Smartphone penetration in Nigeria today is arguably the highest in the world. In 2013, over 10 million smart devices worth $1 billion (N167bn) were sold in Nigeria, according to analysts.
Smartphone shipments to the Middle East and Africa (MEA) saw unprecedented y/y growth of 83 percent in 2014, the majority of the growth in the smartphone category was witnessed in countries with larger populations but previously low penetration rates like Nigeria and Kenya. Kenya experienced the second fastest growth of 112 percent in smartphone shipments.
According to IDC, smartphone’s accounted for 41.9 percent of all mobile handset shipments to the region in 2014, up from 27 percent in 2013, with the overall handset market expanding 19.6 percent in volume y/y.

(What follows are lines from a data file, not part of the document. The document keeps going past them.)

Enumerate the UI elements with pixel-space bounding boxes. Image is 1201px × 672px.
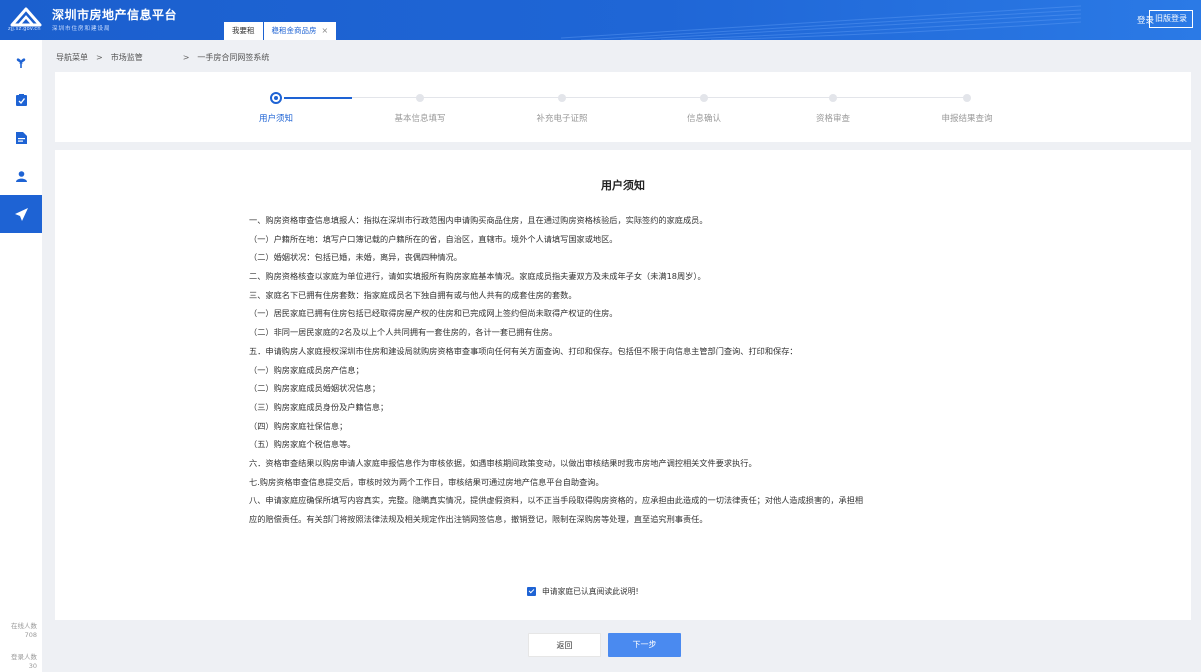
breadcrumb-item[interactable]: 导航菜单 [56, 52, 88, 63]
site-subtitle: 深圳市住房和建设局 [52, 26, 111, 32]
flower-icon [16, 58, 26, 68]
online-count-value: 708 [24, 631, 37, 639]
sidebar-item-user[interactable] [0, 157, 42, 195]
step-connector [284, 97, 352, 99]
tab-bar: 我要租 稳租金商品房 × [224, 22, 337, 40]
sidebar-item-tasks[interactable] [0, 81, 42, 119]
breadcrumb-separator: > [96, 53, 103, 62]
agree-checkbox-row[interactable]: 申请家庭已认真阅读此说明! [527, 586, 639, 597]
step-indicator [963, 94, 971, 102]
login-count-value: 30 [28, 662, 37, 670]
breadcrumb-item[interactable]: 市场监管 [111, 52, 143, 63]
sidebar-item-home[interactable] [0, 43, 42, 81]
tab-rent[interactable]: 我要租 [224, 22, 263, 40]
breadcrumb: 导航菜单 > 市场监管 > 一手房合同网签系统 [56, 52, 269, 63]
notice-line: 五．申请购房人家庭授权深圳市住房和建设局就购房资格审查事项向任何有关方面查询、打… [249, 345, 798, 356]
breadcrumb-separator: > [182, 53, 190, 62]
back-button[interactable]: 返回 [528, 633, 601, 657]
step-connector [792, 97, 967, 98]
document-icon [15, 132, 27, 144]
send-icon [14, 207, 28, 221]
agree-checkbox[interactable] [527, 587, 536, 596]
notice-line: （二）购房家庭成员婚姻状况信息； [249, 383, 381, 394]
tab-label: 稳租金商品房 [271, 26, 317, 35]
old-version-login-button[interactable]: 旧版登录 [1149, 10, 1193, 28]
login-count-label: 登录人数 [11, 653, 37, 661]
notice-line: 七.购房资格审查信息提交后，审核时效为两个工作日，审核结果可通过房地产信息平台自… [249, 476, 604, 487]
step-label-result-query: 申报结果查询 [941, 114, 993, 124]
notice-line: （三）购房家庭成员身份及户籍信息； [249, 401, 389, 412]
notice-panel: 用户须知 一、购房资格审查信息填报人：指拟在深圳市行政范围内申请购买商品住房，且… [55, 150, 1191, 620]
sidebar-item-documents[interactable] [0, 119, 42, 157]
step-indicator [558, 94, 566, 102]
tab-label: 我要租 [232, 26, 255, 35]
top-header: zjj.sz.gov.cn 深圳市房地产信息平台 深圳市住房和建设局 我要租 稳… [0, 0, 1201, 40]
header-decoration [561, 5, 1081, 40]
checklist-icon [15, 94, 27, 106]
notice-line: （一）购房家庭成员房产信息； [249, 364, 364, 375]
notice-line: （四）购房家庭社保信息； [249, 420, 348, 431]
notice-title: 用户须知 [601, 179, 645, 192]
notice-line: （二）非同一居民家庭的2名及以上个人共同拥有一套住房的，各计一套已拥有住房。 [249, 327, 558, 338]
next-step-button[interactable]: 下一步 [608, 633, 681, 657]
notice-line: （一）户籍所在地：填写户口簿记载的户籍所在的省，自治区，直辖市。境外个人请填写国… [249, 233, 618, 244]
online-count-label: 在线人数 [11, 622, 37, 630]
step-indicator-current [270, 92, 282, 104]
step-label-e-certificates: 补充电子证照 [536, 114, 588, 124]
breadcrumb-item[interactable]: 一手房合同网签系统 [197, 52, 269, 63]
site-title: 深圳市房地产信息平台 [52, 8, 178, 22]
step-label-user-notice: 用户须知 [258, 114, 293, 124]
close-icon[interactable]: × [322, 26, 329, 35]
step-label-qualification: 资格审查 [815, 114, 850, 124]
login-count-stat: 登录人数 30 [11, 653, 37, 671]
notice-line: 二、购房资格核查以家庭为单位进行，请如实填报所有购房家庭基本情况。家庭成员指夫妻… [249, 271, 706, 282]
sidebar: 在线人数 708 登录人数 30 [0, 40, 42, 672]
step-label-basic-info: 基本信息填写 [394, 114, 446, 124]
notice-line: 一、购房资格审查信息填报人：指拟在深圳市行政范围内申请购买商品住房，且在通过购房… [249, 215, 708, 225]
notice-line: （一）居民家庭已拥有住房包括已经取得房屋产权的住房和已完成网上签约但尚未取得产权… [249, 308, 618, 319]
progress-steps: 用户须知 基本信息填写 补充电子证照 信息确认 资格审查 申报结果查询 [55, 72, 1191, 142]
step-indicator [416, 94, 424, 102]
notice-line: 三、家庭名下已拥有住房套数：指家庭成员名下独自拥有或与他人共有的成套住房的套数。 [249, 289, 577, 300]
notice-line: （五）购房家庭个税信息等。 [249, 439, 356, 450]
notice-line: 应的赔偿责任。有关部门将按照法律法规及相关规定作出注销网签信息，撤销登记，限制在… [249, 514, 708, 524]
step-indicator [829, 94, 837, 102]
agree-label[interactable]: 申请家庭已认真阅读此说明! [542, 586, 639, 597]
notice-line: 八、申请家庭应确保所填写内容真实，完整。隐瞒真实情况，提供虚假资料，以不正当手段… [249, 495, 864, 506]
step-label-confirm: 信息确认 [686, 114, 721, 124]
tab-stable-rent-housing[interactable]: 稳租金商品房 × [263, 22, 337, 40]
step-indicator [700, 94, 708, 102]
sidebar-item-submit[interactable] [0, 195, 42, 233]
notice-body: 一、购房资格审查信息填报人：指拟在深圳市行政范围内申请购买商品住房，且在通过购房… [249, 211, 1009, 529]
notice-line: （二）婚姻状况：包括已婚，未婚，离异，丧偶四种情况。 [249, 252, 462, 263]
notice-line: 六．资格审查结果以购房申请人家庭申报信息作为审核依据，如遇审核期间政策变动，以做… [249, 457, 757, 468]
user-icon [15, 170, 27, 182]
online-count-stat: 在线人数 708 [11, 622, 37, 640]
logo-domain: zjj.sz.gov.cn [8, 26, 41, 32]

Feature phones have been hit hard by the increased availability of more affordable smartphones, with shipments down 4.5 percent y/y in 2014. Smartphone priced under $100 captured 20 percent share of the MEA smartphone market in 2014, up from just 5 percent in 2013.
“Many new vendors have been eager to get into the region’s burgeoning smartphone space, with a number of them launching phones in this growing price band,” says Nabila Popal, IDC’s research manager for handsets and display solutions in the Middle East and Africa.

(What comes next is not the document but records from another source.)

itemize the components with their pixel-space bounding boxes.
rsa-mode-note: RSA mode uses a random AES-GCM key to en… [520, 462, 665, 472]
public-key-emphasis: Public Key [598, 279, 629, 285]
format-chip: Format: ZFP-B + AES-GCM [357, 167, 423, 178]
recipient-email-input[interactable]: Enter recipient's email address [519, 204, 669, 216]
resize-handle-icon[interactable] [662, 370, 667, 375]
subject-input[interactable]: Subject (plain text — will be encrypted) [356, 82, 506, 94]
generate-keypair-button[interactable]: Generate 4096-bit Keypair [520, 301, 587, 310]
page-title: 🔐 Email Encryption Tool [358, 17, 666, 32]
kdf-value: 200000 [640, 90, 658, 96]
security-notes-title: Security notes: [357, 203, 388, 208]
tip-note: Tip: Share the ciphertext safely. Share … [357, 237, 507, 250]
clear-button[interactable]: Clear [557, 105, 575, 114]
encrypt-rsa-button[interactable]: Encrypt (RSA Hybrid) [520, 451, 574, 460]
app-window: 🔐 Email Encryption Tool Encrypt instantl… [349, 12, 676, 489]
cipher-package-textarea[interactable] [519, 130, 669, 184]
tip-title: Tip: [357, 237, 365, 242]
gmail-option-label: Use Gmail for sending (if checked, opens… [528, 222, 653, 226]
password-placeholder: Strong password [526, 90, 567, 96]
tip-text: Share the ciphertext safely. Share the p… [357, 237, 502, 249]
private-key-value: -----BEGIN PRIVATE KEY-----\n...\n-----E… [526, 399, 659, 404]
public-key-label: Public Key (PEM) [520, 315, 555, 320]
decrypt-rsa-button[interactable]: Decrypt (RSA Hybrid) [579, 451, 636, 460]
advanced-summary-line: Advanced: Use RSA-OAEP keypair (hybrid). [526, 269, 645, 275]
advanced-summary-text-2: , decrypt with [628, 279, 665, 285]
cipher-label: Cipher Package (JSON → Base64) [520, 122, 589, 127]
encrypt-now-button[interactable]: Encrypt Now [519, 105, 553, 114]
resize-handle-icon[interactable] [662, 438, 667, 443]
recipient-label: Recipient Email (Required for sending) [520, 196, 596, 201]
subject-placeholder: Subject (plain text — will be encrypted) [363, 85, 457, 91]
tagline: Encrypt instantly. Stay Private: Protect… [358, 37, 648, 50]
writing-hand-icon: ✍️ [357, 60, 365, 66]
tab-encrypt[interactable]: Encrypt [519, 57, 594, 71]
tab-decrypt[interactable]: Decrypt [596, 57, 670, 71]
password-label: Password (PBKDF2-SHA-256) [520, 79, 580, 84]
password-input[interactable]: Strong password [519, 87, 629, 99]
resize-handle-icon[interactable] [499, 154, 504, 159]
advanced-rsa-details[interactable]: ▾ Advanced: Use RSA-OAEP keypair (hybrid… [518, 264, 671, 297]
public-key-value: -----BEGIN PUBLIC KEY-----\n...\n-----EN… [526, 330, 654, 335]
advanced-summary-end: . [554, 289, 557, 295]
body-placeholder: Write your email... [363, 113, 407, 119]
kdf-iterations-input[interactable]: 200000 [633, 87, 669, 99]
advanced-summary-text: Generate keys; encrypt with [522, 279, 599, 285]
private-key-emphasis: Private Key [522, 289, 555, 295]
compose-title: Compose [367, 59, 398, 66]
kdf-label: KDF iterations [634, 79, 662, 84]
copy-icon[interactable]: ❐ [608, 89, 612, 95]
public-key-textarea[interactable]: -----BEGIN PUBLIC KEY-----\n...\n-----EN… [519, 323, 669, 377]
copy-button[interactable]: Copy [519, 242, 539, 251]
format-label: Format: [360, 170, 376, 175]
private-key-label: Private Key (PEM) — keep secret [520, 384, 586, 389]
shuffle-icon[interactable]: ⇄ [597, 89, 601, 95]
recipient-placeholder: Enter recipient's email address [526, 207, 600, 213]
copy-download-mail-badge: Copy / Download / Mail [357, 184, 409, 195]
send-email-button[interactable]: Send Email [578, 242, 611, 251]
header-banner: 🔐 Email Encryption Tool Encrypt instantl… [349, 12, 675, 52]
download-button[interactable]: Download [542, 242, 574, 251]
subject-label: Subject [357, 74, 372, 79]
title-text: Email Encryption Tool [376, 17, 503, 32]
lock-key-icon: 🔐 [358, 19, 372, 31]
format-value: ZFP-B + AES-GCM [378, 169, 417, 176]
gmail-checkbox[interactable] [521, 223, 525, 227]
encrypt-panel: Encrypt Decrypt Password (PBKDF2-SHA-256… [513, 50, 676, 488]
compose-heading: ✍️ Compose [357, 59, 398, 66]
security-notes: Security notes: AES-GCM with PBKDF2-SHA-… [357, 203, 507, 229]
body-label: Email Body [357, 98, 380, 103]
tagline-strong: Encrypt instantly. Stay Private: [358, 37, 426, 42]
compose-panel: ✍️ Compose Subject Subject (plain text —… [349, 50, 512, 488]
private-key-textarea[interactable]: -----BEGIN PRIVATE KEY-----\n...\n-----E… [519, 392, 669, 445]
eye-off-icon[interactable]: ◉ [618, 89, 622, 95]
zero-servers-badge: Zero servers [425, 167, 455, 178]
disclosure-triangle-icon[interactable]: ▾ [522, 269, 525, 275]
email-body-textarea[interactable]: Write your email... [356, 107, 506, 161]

“This strategy of targeting the mid and low end of the market has contributed significantly to the success of vendors like Huawei and Lenovo,” Popal says.

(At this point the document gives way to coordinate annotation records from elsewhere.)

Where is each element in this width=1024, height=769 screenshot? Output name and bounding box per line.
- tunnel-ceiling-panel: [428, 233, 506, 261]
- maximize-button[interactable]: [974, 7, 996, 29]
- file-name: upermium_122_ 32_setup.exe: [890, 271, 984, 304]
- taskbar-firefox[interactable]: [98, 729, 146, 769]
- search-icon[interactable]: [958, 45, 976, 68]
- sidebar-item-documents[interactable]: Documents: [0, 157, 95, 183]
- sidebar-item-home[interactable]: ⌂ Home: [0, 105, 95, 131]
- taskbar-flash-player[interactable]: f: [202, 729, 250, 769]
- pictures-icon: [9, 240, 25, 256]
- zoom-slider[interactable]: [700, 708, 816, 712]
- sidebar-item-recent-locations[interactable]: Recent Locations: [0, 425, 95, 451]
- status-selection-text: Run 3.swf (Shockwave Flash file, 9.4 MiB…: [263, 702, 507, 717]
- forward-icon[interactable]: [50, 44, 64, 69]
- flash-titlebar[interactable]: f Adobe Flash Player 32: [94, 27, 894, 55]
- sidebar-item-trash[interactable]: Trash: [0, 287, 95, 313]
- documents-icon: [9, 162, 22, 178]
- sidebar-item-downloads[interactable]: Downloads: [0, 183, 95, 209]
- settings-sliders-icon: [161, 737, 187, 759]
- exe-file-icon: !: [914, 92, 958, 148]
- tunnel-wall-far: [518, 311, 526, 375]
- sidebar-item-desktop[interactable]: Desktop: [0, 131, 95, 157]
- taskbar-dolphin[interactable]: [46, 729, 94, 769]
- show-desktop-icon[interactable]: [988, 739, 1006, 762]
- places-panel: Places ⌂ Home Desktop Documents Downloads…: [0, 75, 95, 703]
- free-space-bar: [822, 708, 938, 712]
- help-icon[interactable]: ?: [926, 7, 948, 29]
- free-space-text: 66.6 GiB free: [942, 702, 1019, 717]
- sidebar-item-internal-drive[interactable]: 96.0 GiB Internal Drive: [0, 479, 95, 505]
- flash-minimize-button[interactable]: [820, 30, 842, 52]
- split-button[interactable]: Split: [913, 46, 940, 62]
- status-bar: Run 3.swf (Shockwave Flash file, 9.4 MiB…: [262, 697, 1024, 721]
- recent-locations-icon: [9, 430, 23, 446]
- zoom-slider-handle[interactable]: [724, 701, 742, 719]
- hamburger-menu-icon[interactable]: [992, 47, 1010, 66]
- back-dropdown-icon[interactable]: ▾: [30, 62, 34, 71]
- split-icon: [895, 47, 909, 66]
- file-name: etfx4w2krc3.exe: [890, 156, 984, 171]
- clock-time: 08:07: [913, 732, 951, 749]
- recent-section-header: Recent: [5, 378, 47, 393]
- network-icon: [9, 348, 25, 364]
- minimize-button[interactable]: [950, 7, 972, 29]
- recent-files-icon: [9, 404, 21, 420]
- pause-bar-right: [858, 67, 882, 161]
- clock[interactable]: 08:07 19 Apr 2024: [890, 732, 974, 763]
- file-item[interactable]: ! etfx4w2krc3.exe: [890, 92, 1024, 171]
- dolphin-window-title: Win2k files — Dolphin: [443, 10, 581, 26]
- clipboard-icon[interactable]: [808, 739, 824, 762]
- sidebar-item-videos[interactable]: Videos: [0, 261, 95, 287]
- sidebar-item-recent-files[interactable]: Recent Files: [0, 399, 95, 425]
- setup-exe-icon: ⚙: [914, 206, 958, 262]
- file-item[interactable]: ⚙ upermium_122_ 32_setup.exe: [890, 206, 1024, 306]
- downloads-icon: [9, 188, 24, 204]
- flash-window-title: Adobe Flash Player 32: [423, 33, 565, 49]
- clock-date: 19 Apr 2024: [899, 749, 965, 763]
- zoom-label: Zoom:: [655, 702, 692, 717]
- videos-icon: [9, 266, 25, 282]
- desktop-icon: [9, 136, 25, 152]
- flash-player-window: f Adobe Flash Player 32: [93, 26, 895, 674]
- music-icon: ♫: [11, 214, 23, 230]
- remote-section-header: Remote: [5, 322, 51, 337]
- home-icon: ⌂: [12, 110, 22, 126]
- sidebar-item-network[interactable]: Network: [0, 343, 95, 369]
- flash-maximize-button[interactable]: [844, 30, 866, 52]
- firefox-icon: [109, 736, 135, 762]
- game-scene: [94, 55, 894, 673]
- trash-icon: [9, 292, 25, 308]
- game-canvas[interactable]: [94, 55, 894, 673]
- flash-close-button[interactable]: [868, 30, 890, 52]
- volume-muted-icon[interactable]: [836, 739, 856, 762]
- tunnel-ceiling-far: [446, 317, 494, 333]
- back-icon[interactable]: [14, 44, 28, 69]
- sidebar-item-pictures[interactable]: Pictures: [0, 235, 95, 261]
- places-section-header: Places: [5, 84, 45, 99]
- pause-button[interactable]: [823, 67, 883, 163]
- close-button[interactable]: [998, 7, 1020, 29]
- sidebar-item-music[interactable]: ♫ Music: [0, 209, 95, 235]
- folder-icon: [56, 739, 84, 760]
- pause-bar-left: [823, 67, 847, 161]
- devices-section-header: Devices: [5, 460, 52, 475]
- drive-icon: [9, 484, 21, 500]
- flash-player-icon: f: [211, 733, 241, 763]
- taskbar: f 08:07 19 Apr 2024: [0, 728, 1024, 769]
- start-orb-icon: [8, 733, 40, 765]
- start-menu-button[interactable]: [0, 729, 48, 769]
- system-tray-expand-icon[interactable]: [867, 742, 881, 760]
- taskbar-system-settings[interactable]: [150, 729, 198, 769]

The Nigerian market, Africa’s leading smartphone market, represents a strategic market that has attracted several smartphone manufacturers around the world. The potential for more growth is unbelievably huge and manufacturers are fighting for the heart of the Nigerian smartphone market. The battle for the bottom of the pyramid is real and very exciting here, and we are seeing some awesome low to mid-range smartphone in the market, according to analysts.
The growing popularity of dual-SIM Smartphone’s is also helping shape the market, with shipments of such devices increasing 34 percent y/y in Q4 2014.
“Vendors such as Samsung and HTC launched variants of their flagship S5 and HTC One M8 models with dual-SIM capabilities,” says Isaac T. Ngatia, a senior research analyst at IDC Middle East, Africa, and Turkey.
“Demand for such devices stems from the fact that a growing band of consumers want to enjoy cheap cross-network calls and offers from multiple Telco’s, and therefore retain more than one SIM card for their personal use.”
The overall handset market’s vendor dynamics also changed by the end of 2014. Although Samsung maintained its number-one position in MEA, its smartphone share fell from 51.5 percent in 2013 to 43.8 percent for 2014. Huawei and Apple followed in second and third place with shares of 8.9 percent and 7.8 percent, respectively.
The MEA market witnessed a massive 58 percent increase in the shipment of iOS devices in Q4 2014 compared to Q3 2014. Android shipments increased by only 3.8 percent over the same period, while Blackberry OS continued its declining trend after a temporary increase in Q3 2014.